Nur wenige Wochen zuvor, am Mittwoch, 21. Mai, starb ein 34-jähriger Taucher nach einem plötzlichen Notaufstieg. Und schon Ende April wurde ein 58-jähriger Taucher aus Belgien schwer verletzt aus dem Wasser geborgen. Auch hier ging die Polizei von einem Fehler beim Auftauchen aus.

Warum sich die Tauchunfälle in diesem Jahr häufen, ist bislang unklar. Der Kreidesee ist laut Betreiber der örtlichen Tauchbasis bis zu 60 Meter tief. Er gilt wegen seiner guten Sichtverhältnisse als beliebtes Ziel für Sporttaucher. Bei optimalen Bedingungen kann die Sichtweite unter Wasser bis zu 25 Meter betragen.

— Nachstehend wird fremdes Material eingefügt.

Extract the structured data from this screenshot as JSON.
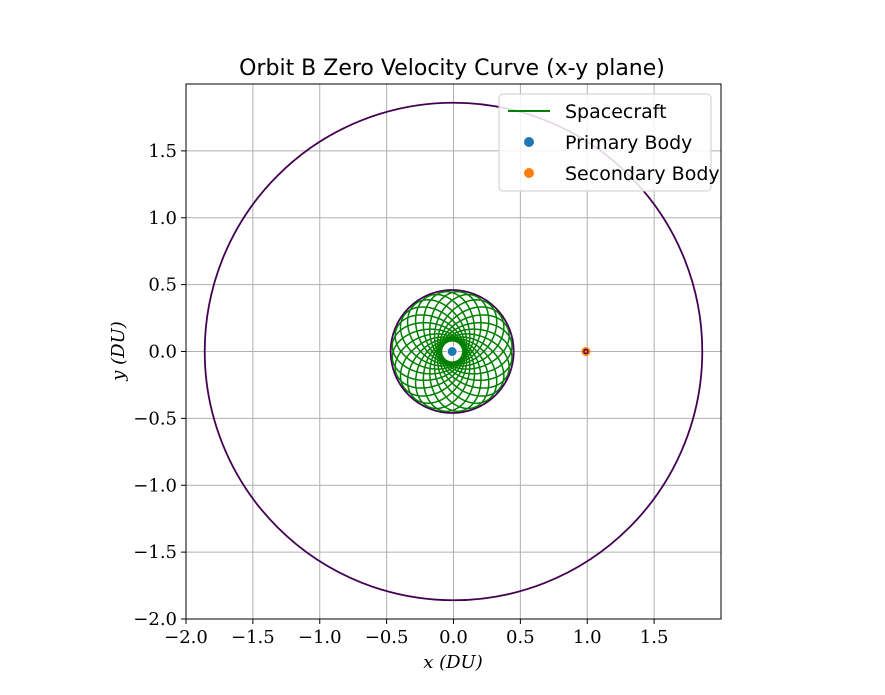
{
  "chart_data": {
    "type": "line",
    "title": "Orbit B Zero Velocity Curve (x-y plane)",
    "xlabel": "x (DU)",
    "ylabel": "y (DU)",
    "xlim": [
      -2.0,
      2.0
    ],
    "ylim": [
      -2.0,
      2.0
    ],
    "xticks": [
      -2.0,
      -1.5,
      -1.0,
      -0.5,
      0.0,
      0.5,
      1.0,
      1.5
    ],
    "yticks": [
      -2.0,
      -1.5,
      -1.0,
      -0.5,
      0.0,
      0.5,
      1.0,
      1.5
    ],
    "xtick_labels": [
      "−2.0",
      "−1.5",
      "−1.0",
      "−0.5",
      "0.0",
      "0.5",
      "1.0",
      "1.5"
    ],
    "ytick_labels": [
      "−2.0",
      "−1.5",
      "−1.0",
      "−0.5",
      "0.0",
      "0.5",
      "1.0",
      "1.5"
    ],
    "grid": true,
    "legend_position": "top-right",
    "legend": [
      {
        "label": "Spacecraft",
        "kind": "line",
        "color": "#008000"
      },
      {
        "label": "Primary Body",
        "kind": "marker",
        "color": "#1f77b4"
      },
      {
        "label": "Secondary Body",
        "kind": "marker",
        "color": "#ff7f0e"
      }
    ],
    "zero_velocity_curves": {
      "color": "#440154",
      "outer": {
        "center": [
          0.0,
          0.0
        ],
        "radius": 1.86
      },
      "inner": {
        "center": [
          -0.01,
          0.0
        ],
        "radius": 0.46
      },
      "secondary_lobe": {
        "center": [
          0.99,
          0.0
        ],
        "radius": 0.02
      }
    },
    "spacecraft": {
      "color": "#008000",
      "center": [
        -0.01,
        0.0
      ],
      "apoapsis": 0.45,
      "periapsis": 0.08,
      "loops": 24
    },
    "primary_body": {
      "x": -0.01,
      "y": 0.0,
      "color": "#1f77b4"
    },
    "secondary_body": {
      "x": 0.99,
      "y": 0.0,
      "color": "#ff7f0e"
    }
  }
}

Im See befinden sich neben alten Anlagen aus der Zeit des Kreideabbaus auch versenkte Objekte wie ein Flugzeug, ein Lkw, mehrere Autos und Schiffe. Doch der See birgt auch Risiken - etwa durch Tiefenrausch oder Selbstüberschätzung.

Laut Polizeistatistik verunglückt im Schnitt etwa alle zwei Jahre ein Taucher tödlich. In diesem Jahr häufen sich die Unfälle. Foto: Jürgen Lange

Basisbetreiber Holger Schmoldt betont regelmäßig, dass die Sicherheitsvorgaben am Kreidesee über den nationalen und internationalen Standards lägen. Eine weitere Verschärfung würde seiner Einschätzung nach wenig bewirken. Nach einem tödlichen Unfall im Jahr 2022 sagte er: "Was wirklich nötig wäre, ist eine Verbesserung der internationalen Ausbildungsstandards."

Vergleichsweise wenige Todesfälle im Kreidesee

Dass der Kreidesee im Volksmund als "Todessee" bezeichnet wird, hält Schmoldt für unzutreffend. Laut seinen Angaben verunglückt im Schnitt etwa alle zwei Jahre ein Taucher tödlich. Weltweit sterbe statistisch gesehen einer von 10.000 Tauchern jährlich. Bei rund 35.000 Tauchgängen pro Jahr im Kreidesee müsste es demnach drei bis vier Todesfälle jährlich geben. Man liege somit weit unter dem Schnitt, wäre aber natürlich froh, wenn es überhaupt keine Unfälle gäbe, so Schmoldt. Auch Samtgemeindebürgermeister Jan Tiedemann betonte gegenüber unserem Medienhaus bereits: "Der Kreidesee ist ein professionell betriebener Tauchplatz mit strengen Sicherheitsvorgaben."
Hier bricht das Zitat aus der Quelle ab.